Russia's central bank left interest rates unchanged on Friday after President Vladimir Putin warned against cutting borrowing costs prematurely.
Last year, Moscow raised its key interest rate to 16% to combat rising inflation as the Russian currency faltered under pressure from Western sanctions.
The central bank said on Friday it was too early to start cutting rates as inflation currently stood at 7.8% a year, above the official target of 4.0%.
“Inflationary pressures are gradually decreasing but remain high,” the report said.
“Inflation will return to target somewhat slower” than expected in February, he continued, adding that higher rates will also be needed for a longer time.
“We do not rule out maintaining the current key rate until the end of the year,” said the head of the Central Bank, Elvira Nabiullina, at a press conference after the decision on the rate.
Speaking to business leaders on Thursday, Putin stressed the need to be “cautious” about when to start cutting rates.
“The threat of inflation, as the heads of the Central Bank say, still hangs over us,” the Kremlin leader said at a business forum.
Russia has defied initial expectations of economic collapse with its military offensive in Ukraine.
Earlier this month, the International Monetary Fund (IMF) raised its forecast for Russia's economic growth in 2024 to 3.2%.
Rising defense spending and redirecting energy exports to countries such as China and India have protected the economy but pushed up domestic prices.
Putin pointed to the example of Turkey, which raised rates to 50% to fight a crippling inflation crisis, as a cautionary tale.
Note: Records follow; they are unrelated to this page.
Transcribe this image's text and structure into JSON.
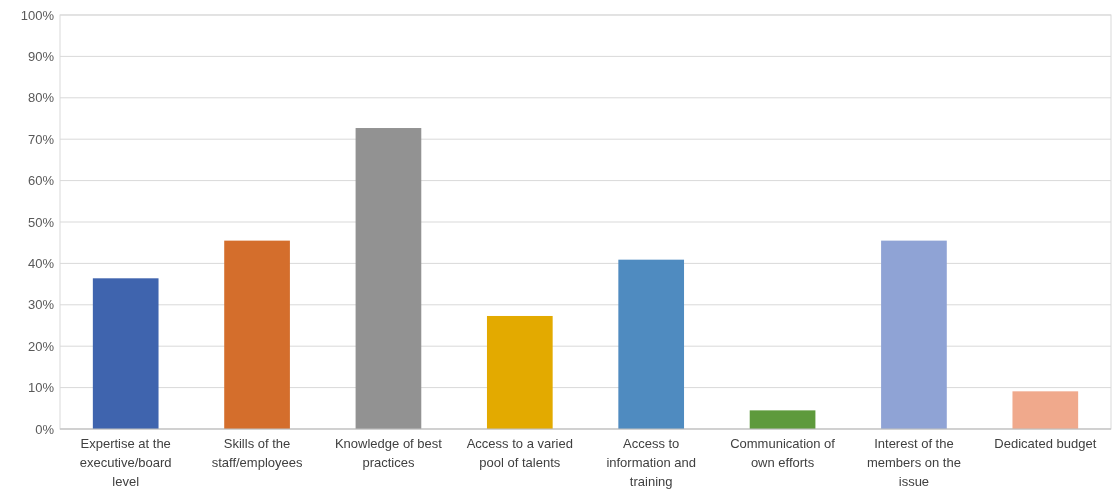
{
  "chart_data": {
    "type": "bar",
    "categories": [
      "Expertise at the executive/board level",
      "Skills of the staff/employees",
      "Knowledge of best practices",
      "Access to a varied pool of talents",
      "Access to information and training",
      "Communication of own efforts",
      "Interest of the members on the issue",
      "Dedicated budget"
    ],
    "values": [
      36.4,
      45.5,
      72.7,
      27.3,
      40.9,
      4.5,
      45.5,
      9.1
    ],
    "colors": [
      "#3f64ae",
      "#d46e2c",
      "#929292",
      "#e3aa00",
      "#4f8bc0",
      "#5e9a3c",
      "#8fa3d5",
      "#f0a98c"
    ],
    "ylim": [
      0,
      100
    ],
    "yticks": [
      {
        "value": 0,
        "label": "0%"
      },
      {
        "value": 10,
        "label": "10%"
      },
      {
        "value": 20,
        "label": "20%"
      },
      {
        "value": 30,
        "label": "30%"
      },
      {
        "value": 40,
        "label": "40%"
      },
      {
        "value": 50,
        "label": "50%"
      },
      {
        "value": 60,
        "label": "60%"
      },
      {
        "value": 70,
        "label": "70%"
      },
      {
        "value": 80,
        "label": "80%"
      },
      {
        "value": 90,
        "label": "90%"
      },
      {
        "value": 100,
        "label": "100%"
      }
    ],
    "grid": "y"
  }
}
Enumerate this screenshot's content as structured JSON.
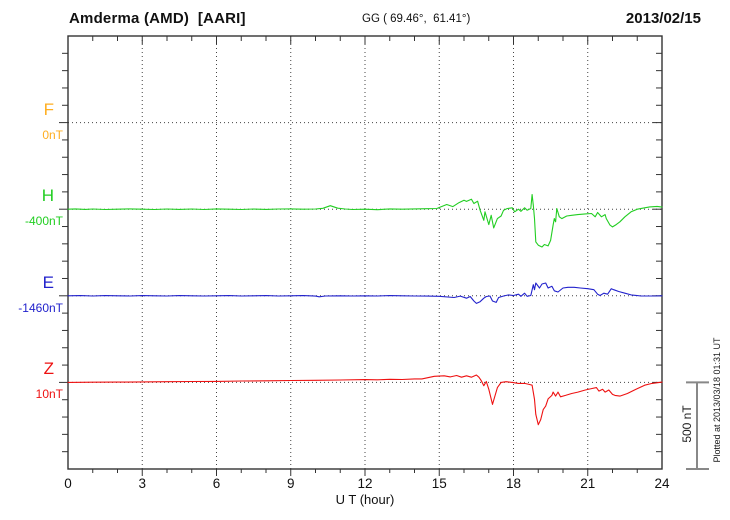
{
  "chart_data": {
    "type": "line",
    "title": "Amderma (AMD)  [AARI]",
    "subtitle": "GG ( 69.46°,  61.41°)",
    "date": "2013/02/15",
    "xlabel": "U T (hour)",
    "x_range": [
      0,
      24
    ],
    "x_ticks": [
      0,
      3,
      6,
      9,
      12,
      15,
      18,
      21,
      24
    ],
    "x_minor_step_hours": 1,
    "y_minor_division_nT": 100,
    "channel_offset_nT": 500,
    "grid": "dotted vertical lines at 3h intervals, dotted horizontal baseline per channel",
    "legend_position": "left margin, one colored label per channel baseline",
    "scale_bar": {
      "label": "500 nT",
      "span_nT": 500
    },
    "plotted_note": "Plotted at 2013/03/18 01:31 UT",
    "series": [
      {
        "name": "F",
        "baseline_label": "0nT",
        "color": "#FFAE21",
        "points": []
      },
      {
        "name": "H",
        "baseline_label": "-400nT",
        "color": "#22CE22",
        "points": [
          [
            0,
            0
          ],
          [
            0.3,
            2
          ],
          [
            0.7,
            -1
          ],
          [
            1,
            1
          ],
          [
            1.5,
            -2
          ],
          [
            2,
            0
          ],
          [
            2.5,
            2
          ],
          [
            3,
            0
          ],
          [
            3.5,
            -2
          ],
          [
            4,
            1
          ],
          [
            4.5,
            -1
          ],
          [
            5,
            1
          ],
          [
            5.5,
            -2
          ],
          [
            6,
            2
          ],
          [
            6.5,
            0
          ],
          [
            7,
            -2
          ],
          [
            7.5,
            1
          ],
          [
            8,
            -1
          ],
          [
            8.5,
            1
          ],
          [
            9,
            2
          ],
          [
            9.5,
            0
          ],
          [
            10,
            1
          ],
          [
            10.3,
            5
          ],
          [
            10.6,
            20
          ],
          [
            10.9,
            6
          ],
          [
            11.2,
            1
          ],
          [
            11.5,
            -2
          ],
          [
            12,
            0
          ],
          [
            12.5,
            -3
          ],
          [
            13,
            2
          ],
          [
            13.5,
            0
          ],
          [
            14,
            2
          ],
          [
            14.5,
            3
          ],
          [
            14.9,
            4
          ],
          [
            15.3,
            27
          ],
          [
            15.55,
            15
          ],
          [
            15.8,
            38
          ],
          [
            16,
            52
          ],
          [
            16.1,
            45
          ],
          [
            16.3,
            58
          ],
          [
            16.4,
            33
          ],
          [
            16.55,
            46
          ],
          [
            16.65,
            -6
          ],
          [
            16.8,
            -64
          ],
          [
            16.85,
            -15
          ],
          [
            17,
            -89
          ],
          [
            17.1,
            -35
          ],
          [
            17.2,
            -108
          ],
          [
            17.35,
            -54
          ],
          [
            17.5,
            -39
          ],
          [
            17.6,
            -6
          ],
          [
            17.75,
            4
          ],
          [
            17.95,
            8
          ],
          [
            18.05,
            -15
          ],
          [
            18.2,
            0
          ],
          [
            18.3,
            -12
          ],
          [
            18.45,
            8
          ],
          [
            18.55,
            -6
          ],
          [
            18.7,
            4
          ],
          [
            18.75,
            85
          ],
          [
            18.8,
            23
          ],
          [
            18.85,
            -54
          ],
          [
            18.9,
            -189
          ],
          [
            19,
            -208
          ],
          [
            19.15,
            -218
          ],
          [
            19.25,
            -204
          ],
          [
            19.4,
            -212
          ],
          [
            19.5,
            -180
          ],
          [
            19.6,
            -92
          ],
          [
            19.65,
            -54
          ],
          [
            19.7,
            -73
          ],
          [
            19.75,
            4
          ],
          [
            19.85,
            -44
          ],
          [
            19.95,
            -54
          ],
          [
            20.15,
            -39
          ],
          [
            20.35,
            -35
          ],
          [
            20.6,
            -31
          ],
          [
            20.9,
            -27
          ],
          [
            21.15,
            -25
          ],
          [
            21.3,
            -44
          ],
          [
            21.4,
            -19
          ],
          [
            21.55,
            -44
          ],
          [
            21.7,
            -31
          ],
          [
            21.75,
            -54
          ],
          [
            21.9,
            -92
          ],
          [
            22,
            -102
          ],
          [
            22.15,
            -89
          ],
          [
            22.3,
            -73
          ],
          [
            22.5,
            -44
          ],
          [
            22.75,
            -15
          ],
          [
            23,
            0
          ],
          [
            23.3,
            8
          ],
          [
            23.5,
            13
          ],
          [
            23.8,
            16
          ],
          [
            24,
            12
          ]
        ]
      },
      {
        "name": "E",
        "baseline_label": "-1460nT",
        "color": "#2222CC",
        "points": [
          [
            0,
            0
          ],
          [
            0.5,
            1
          ],
          [
            1,
            -1
          ],
          [
            1.5,
            1
          ],
          [
            2,
            0
          ],
          [
            2.5,
            -1
          ],
          [
            3,
            1
          ],
          [
            3.5,
            0
          ],
          [
            4,
            -1
          ],
          [
            4.5,
            1
          ],
          [
            5,
            0
          ],
          [
            5.5,
            -1
          ],
          [
            6,
            0
          ],
          [
            6.5,
            1
          ],
          [
            7,
            -1
          ],
          [
            7.5,
            0
          ],
          [
            8,
            1
          ],
          [
            8.5,
            -1
          ],
          [
            9,
            0
          ],
          [
            9.5,
            1
          ],
          [
            10,
            -2
          ],
          [
            10.15,
            -6
          ],
          [
            10.4,
            -1
          ],
          [
            11,
            0
          ],
          [
            11.5,
            -1
          ],
          [
            12,
            0
          ],
          [
            12.5,
            -1
          ],
          [
            13,
            1
          ],
          [
            13.5,
            0
          ],
          [
            14,
            -1
          ],
          [
            14.5,
            -2
          ],
          [
            15,
            -3
          ],
          [
            15.6,
            -10
          ],
          [
            15.85,
            -2
          ],
          [
            16.1,
            -14
          ],
          [
            16.25,
            -4
          ],
          [
            16.4,
            -30
          ],
          [
            16.5,
            -44
          ],
          [
            16.65,
            -34
          ],
          [
            16.8,
            -14
          ],
          [
            16.9,
            -4
          ],
          [
            17.05,
            -1
          ],
          [
            17.15,
            -30
          ],
          [
            17.3,
            -38
          ],
          [
            17.4,
            -10
          ],
          [
            17.6,
            -1
          ],
          [
            17.8,
            5
          ],
          [
            18,
            2
          ],
          [
            18.2,
            9
          ],
          [
            18.3,
            -3
          ],
          [
            18.45,
            15
          ],
          [
            18.55,
            -3
          ],
          [
            18.7,
            2
          ],
          [
            18.8,
            64
          ],
          [
            18.85,
            35
          ],
          [
            18.9,
            74
          ],
          [
            19.05,
            45
          ],
          [
            19.15,
            68
          ],
          [
            19.3,
            74
          ],
          [
            19.4,
            45
          ],
          [
            19.55,
            55
          ],
          [
            19.65,
            29
          ],
          [
            19.8,
            22
          ],
          [
            20,
            45
          ],
          [
            20.2,
            49
          ],
          [
            20.45,
            49
          ],
          [
            20.7,
            45
          ],
          [
            21,
            41
          ],
          [
            21.25,
            35
          ],
          [
            21.4,
            9
          ],
          [
            21.5,
            2
          ],
          [
            21.65,
            15
          ],
          [
            21.8,
            9
          ],
          [
            21.95,
            41
          ],
          [
            22.05,
            35
          ],
          [
            22.25,
            25
          ],
          [
            22.5,
            15
          ],
          [
            22.75,
            5
          ],
          [
            23.15,
            -1
          ],
          [
            23.7,
            -1
          ],
          [
            24,
            0
          ]
        ]
      },
      {
        "name": "Z",
        "baseline_label": "10nT",
        "color": "#EE1111",
        "points": [
          [
            0,
            0
          ],
          [
            1,
            1
          ],
          [
            2,
            2
          ],
          [
            3,
            3
          ],
          [
            4,
            4
          ],
          [
            5,
            5
          ],
          [
            6,
            6
          ],
          [
            7,
            8
          ],
          [
            8,
            9
          ],
          [
            9,
            11
          ],
          [
            10,
            12
          ],
          [
            11,
            14
          ],
          [
            12,
            16
          ],
          [
            12.5,
            15
          ],
          [
            13,
            18
          ],
          [
            13.5,
            17
          ],
          [
            14,
            20
          ],
          [
            14.3,
            20
          ],
          [
            14.8,
            35
          ],
          [
            15.2,
            38
          ],
          [
            15.45,
            32
          ],
          [
            15.7,
            40
          ],
          [
            15.9,
            30
          ],
          [
            16.1,
            38
          ],
          [
            16.3,
            30
          ],
          [
            16.5,
            43
          ],
          [
            16.6,
            30
          ],
          [
            16.7,
            10
          ],
          [
            16.8,
            -19
          ],
          [
            16.9,
            5
          ],
          [
            17,
            -40
          ],
          [
            17.15,
            -127
          ],
          [
            17.25,
            -79
          ],
          [
            17.35,
            -30
          ],
          [
            17.5,
            0
          ],
          [
            17.7,
            4
          ],
          [
            17.95,
            0
          ],
          [
            18.2,
            -6
          ],
          [
            18.45,
            -6
          ],
          [
            18.65,
            -12
          ],
          [
            18.75,
            -16
          ],
          [
            18.85,
            -98
          ],
          [
            18.9,
            -185
          ],
          [
            19,
            -244
          ],
          [
            19.1,
            -215
          ],
          [
            19.2,
            -157
          ],
          [
            19.3,
            -137
          ],
          [
            19.4,
            -95
          ],
          [
            19.55,
            -75
          ],
          [
            19.6,
            -56
          ],
          [
            19.7,
            -79
          ],
          [
            19.8,
            -56
          ],
          [
            19.9,
            -83
          ],
          [
            20.1,
            -75
          ],
          [
            20.35,
            -64
          ],
          [
            20.6,
            -56
          ],
          [
            20.9,
            -44
          ],
          [
            21.15,
            -36
          ],
          [
            21.35,
            -30
          ],
          [
            21.45,
            -50
          ],
          [
            21.6,
            -40
          ],
          [
            21.7,
            -56
          ],
          [
            21.85,
            -44
          ],
          [
            22,
            -69
          ],
          [
            22.1,
            -75
          ],
          [
            22.3,
            -79
          ],
          [
            22.6,
            -64
          ],
          [
            22.95,
            -40
          ],
          [
            23.3,
            -16
          ],
          [
            23.6,
            -6
          ],
          [
            23.9,
            0
          ],
          [
            24,
            2
          ]
        ]
      }
    ],
    "colors": {
      "frame": "#333333",
      "dotted_lines": "#444444",
      "scale_bar": "#888888",
      "text": "#111111"
    }
  }
}
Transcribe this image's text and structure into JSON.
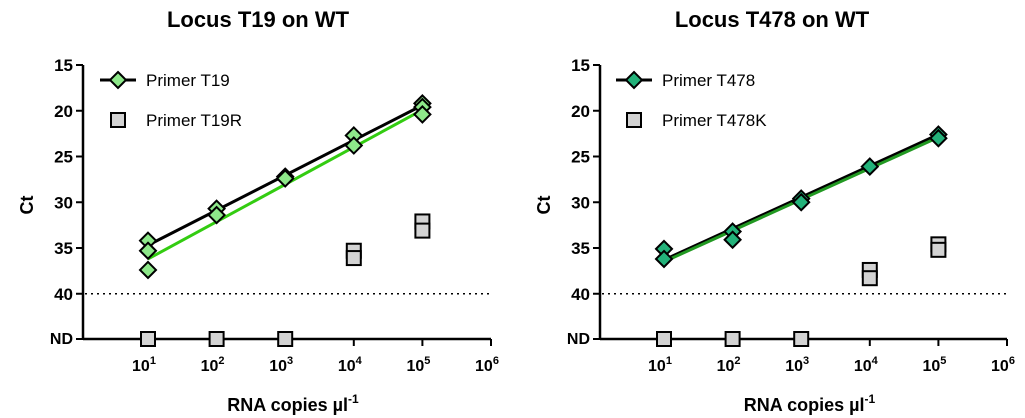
{
  "chart_data": [
    {
      "type": "scatter",
      "title": "Locus T19 on WT",
      "xlabel": "RNA copies µl",
      "xlabel_exp": "-1",
      "ylabel": "Ct",
      "x_scale": "log",
      "x_ticks": [
        10,
        100,
        1000,
        10000,
        100000,
        1000000
      ],
      "x_tick_labels": [
        {
          "base": "10",
          "exp": "1"
        },
        {
          "base": "10",
          "exp": "2"
        },
        {
          "base": "10",
          "exp": "3"
        },
        {
          "base": "10",
          "exp": "4"
        },
        {
          "base": "10",
          "exp": "5"
        },
        {
          "base": "10",
          "exp": "6"
        }
      ],
      "y_inverted": true,
      "ylim": [
        15,
        45
      ],
      "y_ticks": [
        15,
        20,
        25,
        30,
        35,
        40
      ],
      "y_nd_label": "ND",
      "y_nd_value": 45,
      "threshold": 40,
      "legend_position": "top-left",
      "series": [
        {
          "name": "Primer T19",
          "marker": "diamond",
          "color": "#8ee88a",
          "points": [
            {
              "x": 10,
              "y": 34.2
            },
            {
              "x": 10,
              "y": 35.3
            },
            {
              "x": 10,
              "y": 37.4
            },
            {
              "x": 100,
              "y": 30.7
            },
            {
              "x": 100,
              "y": 31.4
            },
            {
              "x": 1000,
              "y": 27.2
            },
            {
              "x": 1000,
              "y": 27.4
            },
            {
              "x": 10000,
              "y": 22.7
            },
            {
              "x": 10000,
              "y": 23.8
            },
            {
              "x": 100000,
              "y": 19.2
            },
            {
              "x": 100000,
              "y": 19.6
            },
            {
              "x": 100000,
              "y": 20.4
            }
          ]
        },
        {
          "name": "Primer T19R",
          "marker": "square",
          "color": "#d3d3d3",
          "points": [
            {
              "x": 10,
              "y": 45
            },
            {
              "x": 100,
              "y": 45
            },
            {
              "x": 1000,
              "y": 45
            },
            {
              "x": 10000,
              "y": 35.3
            },
            {
              "x": 10000,
              "y": 36.1
            },
            {
              "x": 100000,
              "y": 32.1
            },
            {
              "x": 100000,
              "y": 33.1
            }
          ]
        }
      ],
      "fit_lines": [
        {
          "color": "#000000",
          "y_at_x_min": 34.7,
          "y_at_x_max": 19.4
        },
        {
          "color": "#33cc11",
          "y_at_x_min": 36.2,
          "y_at_x_max": 19.9
        }
      ]
    },
    {
      "type": "scatter",
      "title": "Locus T478 on WT",
      "xlabel": "RNA copies µl",
      "xlabel_exp": "-1",
      "ylabel": "Ct",
      "x_scale": "log",
      "x_ticks": [
        10,
        100,
        1000,
        10000,
        100000,
        1000000
      ],
      "x_tick_labels": [
        {
          "base": "10",
          "exp": "1"
        },
        {
          "base": "10",
          "exp": "2"
        },
        {
          "base": "10",
          "exp": "3"
        },
        {
          "base": "10",
          "exp": "4"
        },
        {
          "base": "10",
          "exp": "5"
        },
        {
          "base": "10",
          "exp": "6"
        }
      ],
      "y_inverted": true,
      "ylim": [
        15,
        45
      ],
      "y_ticks": [
        15,
        20,
        25,
        30,
        35,
        40
      ],
      "y_nd_label": "ND",
      "y_nd_value": 45,
      "threshold": 40,
      "legend_position": "top-left",
      "series": [
        {
          "name": "Primer T478",
          "marker": "diamond",
          "color": "#23b27a",
          "points": [
            {
              "x": 10,
              "y": 35.1
            },
            {
              "x": 10,
              "y": 36.2
            },
            {
              "x": 100,
              "y": 33.2
            },
            {
              "x": 100,
              "y": 34.1
            },
            {
              "x": 1000,
              "y": 29.6
            },
            {
              "x": 1000,
              "y": 30.0
            },
            {
              "x": 10000,
              "y": 26.1
            },
            {
              "x": 100000,
              "y": 22.6
            },
            {
              "x": 100000,
              "y": 23.0
            }
          ]
        },
        {
          "name": "Primer T478K",
          "marker": "square",
          "color": "#d3d3d3",
          "points": [
            {
              "x": 10,
              "y": 45
            },
            {
              "x": 100,
              "y": 45
            },
            {
              "x": 1000,
              "y": 45
            },
            {
              "x": 10000,
              "y": 37.4
            },
            {
              "x": 10000,
              "y": 38.3
            },
            {
              "x": 100000,
              "y": 34.6
            },
            {
              "x": 100000,
              "y": 35.2
            }
          ]
        }
      ],
      "fit_lines": [
        {
          "color": "#000000",
          "y_at_x_min": 36.3,
          "y_at_x_max": 22.6
        },
        {
          "color": "#229922",
          "y_at_x_min": 36.5,
          "y_at_x_max": 22.9
        }
      ]
    }
  ]
}
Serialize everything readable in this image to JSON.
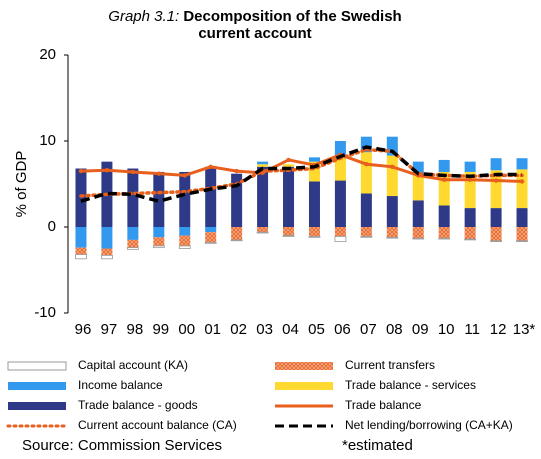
{
  "chart_data": {
    "type": "bar",
    "title_prefix": "Graph 3.1:",
    "title": "Decomposition of the Swedish current account",
    "y_label": "% of GDP",
    "categories": [
      "96",
      "97",
      "98",
      "99",
      "00",
      "01",
      "02",
      "03",
      "04",
      "05",
      "06",
      "07",
      "08",
      "09",
      "10",
      "11",
      "12",
      "13*"
    ],
    "ylim": [
      -10,
      20
    ],
    "yticks": [
      -10,
      0,
      10,
      20
    ],
    "series": [
      {
        "name": "Capital account (KA)",
        "type": "bar",
        "color": "#ffffff",
        "values": [
          -0.5,
          -0.4,
          -0.2,
          -0.2,
          -0.3,
          -0.1,
          -0.1,
          -0.1,
          -0.1,
          -0.1,
          -0.6,
          -0.1,
          -0.1,
          -0.1,
          -0.1,
          -0.1,
          -0.1,
          -0.1
        ]
      },
      {
        "name": "Current transfers",
        "type": "bar",
        "color": "#f4a582",
        "hatch": true,
        "values": [
          -0.8,
          -0.8,
          -0.9,
          -1.0,
          -1.2,
          -1.2,
          -1.5,
          -0.6,
          -1.0,
          -1.1,
          -1.1,
          -1.1,
          -1.2,
          -1.3,
          -1.3,
          -1.4,
          -1.6,
          -1.6
        ]
      },
      {
        "name": "Income balance",
        "type": "bar",
        "color": "#3399ee",
        "values": [
          -2.4,
          -2.5,
          -1.5,
          -1.2,
          -1.0,
          -0.6,
          0,
          0.3,
          0,
          0.5,
          1.7,
          1.8,
          2.2,
          1.6,
          1.4,
          1.2,
          1.4,
          1.3
        ]
      },
      {
        "name": "Trade balance - services",
        "type": "bar",
        "color": "#ffd92f",
        "values": [
          0,
          0,
          0,
          0,
          0,
          0,
          0,
          0.3,
          0.3,
          2.3,
          2.9,
          4.8,
          4.7,
          2.9,
          3.9,
          4.2,
          4.4,
          4.5
        ]
      },
      {
        "name": "Trade balance - goods",
        "type": "bar",
        "color": "#2e3a87",
        "values": [
          6.8,
          7.6,
          6.8,
          6.4,
          6.4,
          7.0,
          6.2,
          7.0,
          7.0,
          5.3,
          5.4,
          3.9,
          3.6,
          3.1,
          2.5,
          2.2,
          2.2,
          2.2
        ]
      },
      {
        "name": "Trade balance",
        "type": "line",
        "style": "solid",
        "color": "#e8601c",
        "values": [
          6.5,
          6.6,
          6.4,
          6.2,
          6.0,
          7.0,
          6.5,
          6.3,
          7.8,
          7.2,
          8.4,
          7.3,
          7.0,
          6.0,
          5.5,
          5.5,
          5.4,
          5.3
        ]
      },
      {
        "name": "Current account balance (CA)",
        "type": "line",
        "style": "dotted",
        "color": "#e8601c",
        "values": [
          3.6,
          3.8,
          3.9,
          4.0,
          4.1,
          4.5,
          5.0,
          6.5,
          6.6,
          6.8,
          8.0,
          9.0,
          8.8,
          6.2,
          6.0,
          5.9,
          6.0,
          6.0
        ]
      },
      {
        "name": "Net lending/borrowing (CA+KA)",
        "type": "line",
        "style": "dashed",
        "color": "#000000",
        "values": [
          3.0,
          3.9,
          3.8,
          3.0,
          3.8,
          4.4,
          4.8,
          6.8,
          6.8,
          7.0,
          8.2,
          9.3,
          8.8,
          6.2,
          6.0,
          5.9,
          6.1,
          6.1
        ]
      }
    ],
    "source": "Source: Commission Services",
    "note": "*estimated"
  }
}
“If we go the other way, we may have a similar situation in some neighboring countries where inflation is double-digit… They have crossed a certain threshold and now cannot cope with it,” he said at the forum.
Nabiullina, a key economic ally of Putin, is credited with keeping the Russian economy on track through emergency rate hikes and capital controls despite an onslaught of Western sanctions.